Buffalo Trace: Blanton’s: Single Barrel Gold Edition (USA: Bourbon Single Cask: 51.5% ABV)

Visual: Visual: Deep, slightly bronzed, gold. Slow, thin streaks come from the spirit.

Nose: Rye crackers. Peppery. Alcohol tingle evident. Warm orange creme. Subtle menthol. Warm custard. Red grapes. Water makes smoother and brings out more rye crackers.

Body: Warming. Honey. Peppery. Very mild aniseed. Peach syrup. Slightly astringent. Water adds apricot. Red grapes. Fatty butter.

Finish: Dry oak. Juicy grapes. Custard. Wholemeal crackers. Drying. Peppery. Water adds menthol. Vanilla.

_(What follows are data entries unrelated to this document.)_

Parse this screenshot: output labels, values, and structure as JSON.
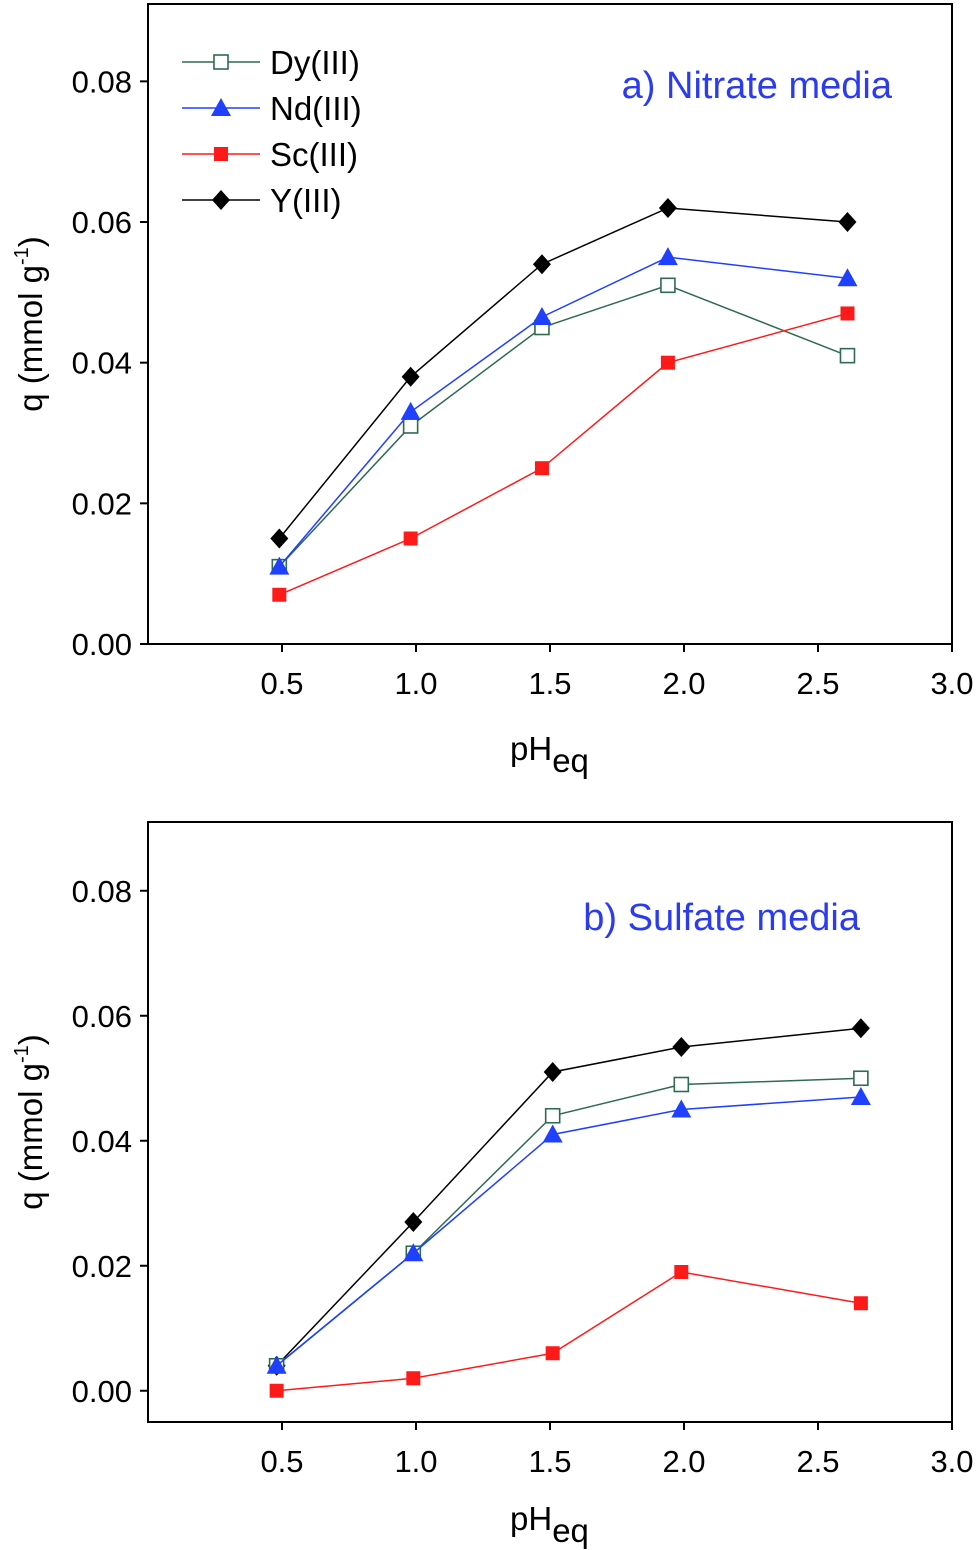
{
  "chart_data": [
    {
      "type": "line",
      "panel": "a",
      "annotation": "a) Nitrate media",
      "annotation_color": "#2b3cf0",
      "xlabel": "pH",
      "xlabel_sub": "eq",
      "ylabel": "q (mmol g",
      "ylabel_sup": "-1",
      "ylabel_end": ")",
      "xlim": [
        0,
        3.0
      ],
      "ylim": [
        0,
        0.091
      ],
      "xticks": [
        "0.5",
        "1.0",
        "1.5",
        "2.0",
        "2.5",
        "3.0"
      ],
      "yticks": [
        "0.00",
        "0.02",
        "0.04",
        "0.06",
        "0.08"
      ],
      "grid": false,
      "legend": "top-left",
      "series": [
        {
          "name": "Dy(III)",
          "color": "#2e6b4f",
          "marker": "open-square",
          "x": [
            0.49,
            0.98,
            1.47,
            1.94,
            2.61
          ],
          "y": [
            0.011,
            0.031,
            0.045,
            0.051,
            0.041
          ]
        },
        {
          "name": "Nd(III)",
          "color": "#2040ff",
          "marker": "triangle",
          "x": [
            0.49,
            0.98,
            1.47,
            1.94,
            2.61
          ],
          "y": [
            0.011,
            0.033,
            0.0465,
            0.055,
            0.052
          ]
        },
        {
          "name": "Sc(III)",
          "color": "#ff1a1a",
          "marker": "square",
          "x": [
            0.49,
            0.98,
            1.47,
            1.94,
            2.61
          ],
          "y": [
            0.007,
            0.015,
            0.025,
            0.04,
            0.047
          ]
        },
        {
          "name": "Y(III)",
          "color": "#000000",
          "marker": "diamond",
          "x": [
            0.49,
            0.98,
            1.47,
            1.94,
            2.61
          ],
          "y": [
            0.015,
            0.038,
            0.054,
            0.062,
            0.06
          ]
        }
      ]
    },
    {
      "type": "line",
      "panel": "b",
      "annotation": "b) Sulfate media",
      "annotation_color": "#2b3cf0",
      "xlabel": "pH",
      "xlabel_sub": "eq",
      "ylabel": "q (mmol g",
      "ylabel_sup": "-1",
      "ylabel_end": ")",
      "xlim": [
        0,
        3.0
      ],
      "ylim": [
        -0.005,
        0.091
      ],
      "xticks": [
        "0.5",
        "1.0",
        "1.5",
        "2.0",
        "2.5",
        "3.0"
      ],
      "yticks": [
        "0.00",
        "0.02",
        "0.04",
        "0.06",
        "0.08"
      ],
      "grid": false,
      "series": [
        {
          "name": "Y(III)",
          "color": "#000000",
          "marker": "diamond",
          "x": [
            0.48,
            0.99,
            1.51,
            1.99,
            2.66
          ],
          "y": [
            0.004,
            0.027,
            0.051,
            0.055,
            0.058
          ]
        },
        {
          "name": "Dy(III)",
          "color": "#2e6b4f",
          "marker": "open-square",
          "x": [
            0.48,
            0.99,
            1.51,
            1.99,
            2.66
          ],
          "y": [
            0.004,
            0.022,
            0.044,
            0.049,
            0.05
          ]
        },
        {
          "name": "Nd(III)",
          "color": "#2040ff",
          "marker": "triangle",
          "x": [
            0.48,
            0.99,
            1.51,
            1.99,
            2.66
          ],
          "y": [
            0.004,
            0.022,
            0.041,
            0.045,
            0.047
          ]
        },
        {
          "name": "Sc(III)",
          "color": "#ff1a1a",
          "marker": "square",
          "x": [
            0.48,
            0.99,
            1.51,
            1.99,
            2.66
          ],
          "y": [
            0.0,
            0.002,
            0.006,
            0.019,
            0.014
          ]
        }
      ]
    }
  ]
}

Slight savoury cream touch.

Conclusion: This is so rewarding, so recognisably bourbon but with tons of elements I would not normally associate with the style and the mix makes it stand out as something special.

At its base it is a slightly rye crackers tasted peppery thing. So I am guessing that there is a moderate amount of rye in the mash bill – but I could be wrong. Along with that there is some of the traditional bourbon style vanilla backing it but less so than you would imagine. It is slightly drying and astringent from the alcohol weight when taken neat, but not especially so, especially considering the over 50% abv.

Above that is a honey sweetness, along with a slight strange more custard like sweetness that seems to be there in place of the more traditional vanilla in most areas. This is still in the ballpark of bourbon expectations, it just feels like higher abv and care taken in its selection has given it a weightier, bigger expression of which the custard replacing the vanilla is the most obvious element.

What makes it really stand out is a slight sweet peach syrup note, and a sweet grapes touch – in a red grapes style that I really would not have expected considering that, with this being bourbon, it will have been aged in virgin oak, and so I cannot attribute to subtle use of sherry oak ageing like I normally would. Even more there is subtle green grapes and menthol touches that are wonderful and unexpected extra flourishes over the bourbon base. These elements are noticeable neat, but become super evident with a touch of water smoothing out the more astringent alcohol notes.

These all combine to give it a subtle, but impressive variety of flavour, while still delivering the expected bourbon notes very well as a base that everything else works from. It is covering a complex range, but without sacrificing what bourbon is known for best and that combination makes it probably the best bourbon I have tried. Very impressive.

Background: I’ve missed a chance to pick up some Blantons a few times before, it has a great reputation as a single cask bourbon and always vanished while I was umming and ahhing in on if I should grab a bottle. So this time when some came into Independent Spirit I grabbed a bottle right away, the Gold Edition in fact. There is a lot of information on the, very pretty indeed, bottle – everything from barrel number, rack number, warehouse and date dumped. Most of it doesn’t tell me anything as I don’t know where those places are, but it is a nice touch. Really brings out the individuality of this single barrel expression. There wasn’t a new Miracle Sound release for 2021, so for music I picked up his earlier album – Level 6 – and went with that as backing music.